In Austria during the early 1930s, the finest theatrical talent of his time, Max Reinhardt, ended each season of the Salzburg Festival with a midnight soirée at his château, Leopoldskron. As the horse-drawn carriages drew away at three or four in the morning, he would whisper to a few close friends, “Stay for an hour.” The playwright Carl Zuckmayer recalled, “That hour often stretched on to five or six in the morning. Once, at a late hour, I heard Reinhardt say almost with satisfaction, ‘The nicest part of these festival summers is that each one may be the last.’ After a pause, he added, ‘You can feel the taste of transitoriness on your tongue.’ ”

Not all Parisians were aristocrats and artists.
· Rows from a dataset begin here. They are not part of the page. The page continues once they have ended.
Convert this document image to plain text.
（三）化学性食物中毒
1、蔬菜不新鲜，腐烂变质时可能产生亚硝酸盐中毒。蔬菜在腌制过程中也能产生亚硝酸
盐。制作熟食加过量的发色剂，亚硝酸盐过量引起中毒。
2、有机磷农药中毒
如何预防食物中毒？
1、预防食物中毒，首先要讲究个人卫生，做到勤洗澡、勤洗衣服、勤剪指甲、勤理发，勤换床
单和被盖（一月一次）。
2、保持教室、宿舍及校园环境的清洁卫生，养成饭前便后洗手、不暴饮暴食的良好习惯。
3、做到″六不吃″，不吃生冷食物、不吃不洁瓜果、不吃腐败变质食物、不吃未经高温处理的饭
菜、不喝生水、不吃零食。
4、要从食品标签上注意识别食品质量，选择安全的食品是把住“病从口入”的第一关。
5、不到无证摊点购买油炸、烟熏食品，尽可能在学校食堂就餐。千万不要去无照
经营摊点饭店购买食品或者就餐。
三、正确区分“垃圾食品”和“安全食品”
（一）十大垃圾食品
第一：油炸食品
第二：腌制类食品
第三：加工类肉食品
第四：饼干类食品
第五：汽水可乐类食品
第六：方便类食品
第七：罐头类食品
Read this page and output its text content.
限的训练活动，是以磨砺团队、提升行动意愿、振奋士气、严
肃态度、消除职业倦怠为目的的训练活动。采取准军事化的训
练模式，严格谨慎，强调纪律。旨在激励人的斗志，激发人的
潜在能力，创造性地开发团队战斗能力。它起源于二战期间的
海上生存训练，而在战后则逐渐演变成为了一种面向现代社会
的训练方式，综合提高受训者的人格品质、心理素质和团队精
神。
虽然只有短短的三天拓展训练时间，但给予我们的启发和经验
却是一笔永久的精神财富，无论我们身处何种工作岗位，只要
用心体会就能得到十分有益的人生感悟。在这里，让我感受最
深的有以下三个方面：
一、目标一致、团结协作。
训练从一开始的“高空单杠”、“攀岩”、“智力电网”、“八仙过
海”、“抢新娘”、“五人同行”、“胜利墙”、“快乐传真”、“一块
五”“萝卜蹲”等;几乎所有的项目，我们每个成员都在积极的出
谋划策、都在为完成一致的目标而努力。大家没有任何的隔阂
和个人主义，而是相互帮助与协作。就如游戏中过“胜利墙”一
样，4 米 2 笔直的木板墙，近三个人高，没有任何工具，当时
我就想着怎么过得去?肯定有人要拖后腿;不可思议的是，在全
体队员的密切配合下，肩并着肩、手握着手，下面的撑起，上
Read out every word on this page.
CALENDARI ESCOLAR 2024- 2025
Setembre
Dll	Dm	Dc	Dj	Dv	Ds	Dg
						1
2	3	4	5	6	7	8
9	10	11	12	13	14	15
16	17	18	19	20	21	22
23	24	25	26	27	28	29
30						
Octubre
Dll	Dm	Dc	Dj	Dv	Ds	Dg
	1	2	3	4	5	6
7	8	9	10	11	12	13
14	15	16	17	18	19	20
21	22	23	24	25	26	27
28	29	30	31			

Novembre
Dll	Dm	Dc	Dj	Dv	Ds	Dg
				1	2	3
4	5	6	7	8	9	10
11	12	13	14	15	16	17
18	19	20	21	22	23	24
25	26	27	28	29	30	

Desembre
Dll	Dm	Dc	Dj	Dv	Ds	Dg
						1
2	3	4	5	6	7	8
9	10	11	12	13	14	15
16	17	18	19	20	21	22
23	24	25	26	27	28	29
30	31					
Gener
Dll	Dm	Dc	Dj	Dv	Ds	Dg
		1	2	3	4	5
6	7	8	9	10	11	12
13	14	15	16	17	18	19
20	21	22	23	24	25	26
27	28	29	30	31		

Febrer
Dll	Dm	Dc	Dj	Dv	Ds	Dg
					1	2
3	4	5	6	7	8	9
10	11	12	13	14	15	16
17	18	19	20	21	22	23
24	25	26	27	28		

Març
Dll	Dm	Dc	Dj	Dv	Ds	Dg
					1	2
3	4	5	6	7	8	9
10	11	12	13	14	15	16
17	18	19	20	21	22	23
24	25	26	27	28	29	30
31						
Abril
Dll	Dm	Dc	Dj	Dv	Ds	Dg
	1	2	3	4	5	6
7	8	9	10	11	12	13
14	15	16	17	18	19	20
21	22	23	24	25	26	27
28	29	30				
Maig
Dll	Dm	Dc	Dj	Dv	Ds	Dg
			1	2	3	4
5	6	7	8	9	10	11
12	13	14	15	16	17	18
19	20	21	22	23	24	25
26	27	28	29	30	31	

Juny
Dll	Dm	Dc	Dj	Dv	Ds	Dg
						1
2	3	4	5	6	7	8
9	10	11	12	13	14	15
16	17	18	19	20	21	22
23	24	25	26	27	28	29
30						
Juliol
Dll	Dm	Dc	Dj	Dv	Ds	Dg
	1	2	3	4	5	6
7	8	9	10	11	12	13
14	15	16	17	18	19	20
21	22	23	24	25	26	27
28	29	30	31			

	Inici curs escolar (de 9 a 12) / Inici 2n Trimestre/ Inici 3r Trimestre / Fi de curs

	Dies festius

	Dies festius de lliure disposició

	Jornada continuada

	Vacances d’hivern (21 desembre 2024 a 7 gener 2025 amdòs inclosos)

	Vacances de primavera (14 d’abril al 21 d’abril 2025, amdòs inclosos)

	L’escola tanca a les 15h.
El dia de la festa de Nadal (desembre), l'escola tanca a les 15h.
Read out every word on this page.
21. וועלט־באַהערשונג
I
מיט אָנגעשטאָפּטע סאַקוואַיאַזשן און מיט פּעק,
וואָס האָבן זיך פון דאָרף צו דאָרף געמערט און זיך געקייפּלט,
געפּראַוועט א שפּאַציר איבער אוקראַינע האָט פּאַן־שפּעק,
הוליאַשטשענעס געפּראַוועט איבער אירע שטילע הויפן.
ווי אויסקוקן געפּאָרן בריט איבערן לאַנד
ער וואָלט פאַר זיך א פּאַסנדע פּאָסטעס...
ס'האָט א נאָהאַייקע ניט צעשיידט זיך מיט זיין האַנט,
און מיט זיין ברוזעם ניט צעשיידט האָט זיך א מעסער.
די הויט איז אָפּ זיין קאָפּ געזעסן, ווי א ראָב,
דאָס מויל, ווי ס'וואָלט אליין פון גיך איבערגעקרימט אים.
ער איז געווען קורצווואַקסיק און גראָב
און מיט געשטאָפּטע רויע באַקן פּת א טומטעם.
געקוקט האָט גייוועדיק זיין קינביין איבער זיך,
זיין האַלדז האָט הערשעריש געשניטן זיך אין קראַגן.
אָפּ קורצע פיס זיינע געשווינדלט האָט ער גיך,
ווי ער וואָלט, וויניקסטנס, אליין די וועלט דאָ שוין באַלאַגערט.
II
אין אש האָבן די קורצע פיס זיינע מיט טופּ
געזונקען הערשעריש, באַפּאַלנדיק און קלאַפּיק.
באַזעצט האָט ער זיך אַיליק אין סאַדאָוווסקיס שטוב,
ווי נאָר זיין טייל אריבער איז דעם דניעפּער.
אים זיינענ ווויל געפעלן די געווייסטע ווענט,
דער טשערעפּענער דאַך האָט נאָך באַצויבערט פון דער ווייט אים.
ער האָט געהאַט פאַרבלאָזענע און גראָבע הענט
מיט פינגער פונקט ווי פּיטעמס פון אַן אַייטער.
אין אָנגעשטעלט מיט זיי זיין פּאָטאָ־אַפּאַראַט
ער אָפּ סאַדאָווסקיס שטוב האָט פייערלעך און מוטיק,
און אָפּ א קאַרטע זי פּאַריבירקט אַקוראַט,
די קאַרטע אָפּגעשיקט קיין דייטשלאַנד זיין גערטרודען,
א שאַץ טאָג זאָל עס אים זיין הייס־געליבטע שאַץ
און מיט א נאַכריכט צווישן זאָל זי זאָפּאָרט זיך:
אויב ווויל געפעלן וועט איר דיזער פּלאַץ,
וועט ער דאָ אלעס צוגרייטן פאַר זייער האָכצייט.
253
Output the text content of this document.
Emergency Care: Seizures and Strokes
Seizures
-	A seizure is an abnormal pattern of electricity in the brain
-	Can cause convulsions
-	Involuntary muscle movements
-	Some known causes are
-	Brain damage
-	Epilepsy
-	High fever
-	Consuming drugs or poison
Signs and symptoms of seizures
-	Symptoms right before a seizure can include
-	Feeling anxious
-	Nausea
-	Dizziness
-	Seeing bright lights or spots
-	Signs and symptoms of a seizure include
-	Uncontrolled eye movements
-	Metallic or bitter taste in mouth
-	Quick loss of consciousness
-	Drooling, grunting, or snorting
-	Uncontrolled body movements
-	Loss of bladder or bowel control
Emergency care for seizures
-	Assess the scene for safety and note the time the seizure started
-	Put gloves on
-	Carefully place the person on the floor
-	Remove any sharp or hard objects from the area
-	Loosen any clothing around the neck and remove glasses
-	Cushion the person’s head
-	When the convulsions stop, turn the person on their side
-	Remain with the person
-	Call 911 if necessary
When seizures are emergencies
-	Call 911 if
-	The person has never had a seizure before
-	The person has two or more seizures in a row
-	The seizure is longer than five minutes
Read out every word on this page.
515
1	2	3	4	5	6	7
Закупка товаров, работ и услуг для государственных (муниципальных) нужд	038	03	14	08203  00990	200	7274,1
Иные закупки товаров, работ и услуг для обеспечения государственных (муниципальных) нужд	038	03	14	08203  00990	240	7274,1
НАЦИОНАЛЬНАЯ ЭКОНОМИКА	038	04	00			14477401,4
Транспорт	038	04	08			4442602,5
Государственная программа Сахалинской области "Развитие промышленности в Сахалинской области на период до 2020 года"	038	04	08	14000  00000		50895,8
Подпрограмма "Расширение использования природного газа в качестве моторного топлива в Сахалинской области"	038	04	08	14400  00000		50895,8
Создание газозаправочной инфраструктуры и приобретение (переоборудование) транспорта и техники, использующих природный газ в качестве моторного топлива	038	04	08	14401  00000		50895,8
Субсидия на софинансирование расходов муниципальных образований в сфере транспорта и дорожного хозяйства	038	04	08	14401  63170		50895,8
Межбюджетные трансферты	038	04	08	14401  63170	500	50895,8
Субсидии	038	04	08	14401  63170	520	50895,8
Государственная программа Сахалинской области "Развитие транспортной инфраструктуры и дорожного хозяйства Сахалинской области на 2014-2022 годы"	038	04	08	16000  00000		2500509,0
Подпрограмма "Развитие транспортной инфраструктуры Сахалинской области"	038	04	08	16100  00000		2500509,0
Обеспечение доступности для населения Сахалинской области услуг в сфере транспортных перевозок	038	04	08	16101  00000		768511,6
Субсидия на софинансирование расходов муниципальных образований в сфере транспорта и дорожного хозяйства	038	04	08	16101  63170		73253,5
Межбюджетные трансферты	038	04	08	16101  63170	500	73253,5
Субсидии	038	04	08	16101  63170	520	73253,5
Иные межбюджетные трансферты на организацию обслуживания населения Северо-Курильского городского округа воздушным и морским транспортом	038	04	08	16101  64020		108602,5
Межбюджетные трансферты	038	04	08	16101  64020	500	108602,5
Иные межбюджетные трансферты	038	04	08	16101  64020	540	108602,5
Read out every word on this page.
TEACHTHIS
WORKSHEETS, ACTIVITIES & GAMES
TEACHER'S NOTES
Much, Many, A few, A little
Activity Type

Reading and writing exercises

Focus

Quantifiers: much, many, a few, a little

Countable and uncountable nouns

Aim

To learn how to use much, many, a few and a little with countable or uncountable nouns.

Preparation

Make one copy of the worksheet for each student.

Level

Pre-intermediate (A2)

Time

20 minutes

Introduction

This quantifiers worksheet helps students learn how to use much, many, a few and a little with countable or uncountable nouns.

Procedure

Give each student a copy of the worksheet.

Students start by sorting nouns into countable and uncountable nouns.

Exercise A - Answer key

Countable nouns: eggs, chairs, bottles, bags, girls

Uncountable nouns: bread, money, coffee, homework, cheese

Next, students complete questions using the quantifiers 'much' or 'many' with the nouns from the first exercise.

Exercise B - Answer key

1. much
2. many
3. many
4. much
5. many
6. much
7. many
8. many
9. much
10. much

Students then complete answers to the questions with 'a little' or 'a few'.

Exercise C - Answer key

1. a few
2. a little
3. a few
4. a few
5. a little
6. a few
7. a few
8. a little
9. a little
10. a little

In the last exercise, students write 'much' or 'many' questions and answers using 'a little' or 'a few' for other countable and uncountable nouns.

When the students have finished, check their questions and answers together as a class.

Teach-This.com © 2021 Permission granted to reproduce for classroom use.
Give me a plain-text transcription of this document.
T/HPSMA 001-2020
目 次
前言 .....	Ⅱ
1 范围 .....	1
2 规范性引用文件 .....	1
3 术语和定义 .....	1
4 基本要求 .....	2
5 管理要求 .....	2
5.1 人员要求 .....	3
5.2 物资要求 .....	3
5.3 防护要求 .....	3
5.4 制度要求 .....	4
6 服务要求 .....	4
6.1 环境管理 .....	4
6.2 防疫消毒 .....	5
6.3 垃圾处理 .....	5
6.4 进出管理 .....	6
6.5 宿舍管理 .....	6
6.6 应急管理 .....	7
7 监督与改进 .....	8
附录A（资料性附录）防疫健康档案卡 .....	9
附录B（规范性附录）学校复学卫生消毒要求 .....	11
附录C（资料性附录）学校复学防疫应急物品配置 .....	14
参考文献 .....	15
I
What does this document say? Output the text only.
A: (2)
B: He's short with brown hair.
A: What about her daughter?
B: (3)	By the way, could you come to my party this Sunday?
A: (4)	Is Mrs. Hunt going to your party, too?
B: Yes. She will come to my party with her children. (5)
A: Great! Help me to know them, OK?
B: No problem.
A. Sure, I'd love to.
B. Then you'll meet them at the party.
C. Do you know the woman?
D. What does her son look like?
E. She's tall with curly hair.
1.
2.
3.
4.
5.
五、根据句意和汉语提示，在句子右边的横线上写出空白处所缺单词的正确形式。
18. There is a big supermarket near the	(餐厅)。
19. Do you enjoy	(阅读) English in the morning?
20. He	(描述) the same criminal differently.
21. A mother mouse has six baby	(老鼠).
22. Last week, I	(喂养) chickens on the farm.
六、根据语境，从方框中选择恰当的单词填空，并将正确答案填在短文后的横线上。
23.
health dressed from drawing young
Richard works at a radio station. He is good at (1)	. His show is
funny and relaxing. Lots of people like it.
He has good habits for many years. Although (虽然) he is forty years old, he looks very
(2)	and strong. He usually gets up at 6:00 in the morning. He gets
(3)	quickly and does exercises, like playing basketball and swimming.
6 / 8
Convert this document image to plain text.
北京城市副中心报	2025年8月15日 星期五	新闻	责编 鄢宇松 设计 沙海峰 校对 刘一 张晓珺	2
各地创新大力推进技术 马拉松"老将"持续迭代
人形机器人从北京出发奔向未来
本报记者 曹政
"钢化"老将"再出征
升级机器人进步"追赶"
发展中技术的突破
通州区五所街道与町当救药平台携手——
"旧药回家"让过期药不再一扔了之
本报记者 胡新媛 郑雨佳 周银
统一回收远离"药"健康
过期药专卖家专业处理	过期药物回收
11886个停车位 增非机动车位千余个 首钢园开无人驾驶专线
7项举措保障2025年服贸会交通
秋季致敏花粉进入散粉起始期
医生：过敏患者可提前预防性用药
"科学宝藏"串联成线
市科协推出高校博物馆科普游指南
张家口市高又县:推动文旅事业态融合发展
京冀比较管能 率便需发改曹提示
Most never saw the gratin—the upper crust. Historian Jean-Pierre Gueno has listed some of the concerns of ordinary people in the years leading up to the war; concerns that seldom make it into social histories, so seductive is the world of the salonand the atelier.

“It was the time of the Montmartre painters,” he writes, “and the Bateau-Lavoir.” The Bateau-Lavoir was a studio in an old Montmartre factory, shared by Picasso and Braque, and so named because in bad weather it creaked like the floating laundries moored along the Seine. It was the time of “the flooding of the Seine”—in 1910, the Seine overflowed and paralyzed the city for a month—“the passage of Halley’s comet; the appearance of the first tangos; the first music halls; the inauguration of the Gaumont Palace [a cinema] and the Vél d’Hiv”—the Vélodrome d’Hiver, an indoor stadium that housed bike races, circuses, wrestling, and other sports, including events of the 1924 Olympic Games—“the theft of the Mona Lisa”—in August 1911, an Italian worker in the Louvre walked off with the Leonardo, smuggled it into Italy, and, a year later, gave himself up, along with the painting—“the end of the Bonnot gang”—an anarchist group that robbed banks between 1911 and 1913, pioneering the criminal use of automobiles; most members were imprisoned or executed in 1913—“the publication of The War of the Buttons”—Louis Pergaud’s 1912 novel about gangs of village kids who begin by cutting buttons from rivals’ clothes, then escalate to going naked—“the meeting of Yvonne de Quiévrecourt and Alain-Fournier under the trees of the Cours la Reine; the edition of Le Grand Meaulnes that only just failed to win the Prix Goncourt”—in 1905, Henri-Alban Fournier fell in love with Yvonne de Quiévrecourt while walking by the Seine; they never married, but she inspired him to write, as Alain-Fournier, his only novel, which narrowly missed achieving France’s highest literary honor—“the appearance of the first public telephone boxes; the electrification of the railways; the first Michelin road maps; the fashion for peaked caps and straw boaters; the invention of Esperanto.”

This France was no less affected by the war—in which, as it happens, both Louis Pergaud and Alain-Fournier died. Although both Le Grand Meaulnes and La Guerre des Boutons would become classics, filmed repeatedly and never out of print, the France in which they were set, of country romances and childhood games, didn’t survive. Neither did anarchy, the political creed that drove the Bonnot gang and the Serbian assassins who, indirectly ignited the war, nor Esperanto, the synthetic language intended to break down barriers between nations. Nobody was speaking Esperanto or preaching anarchy in the trenches of the Somme. Both had gone the way of boaters and bike races. Evil, as always, proved more durable. The Vél d’Hiv flourished. Under Nazi occupation, it became a holding center for French Jews about to be deported. In 1946, it reopened as a sporting venue and operated successfully until 1958.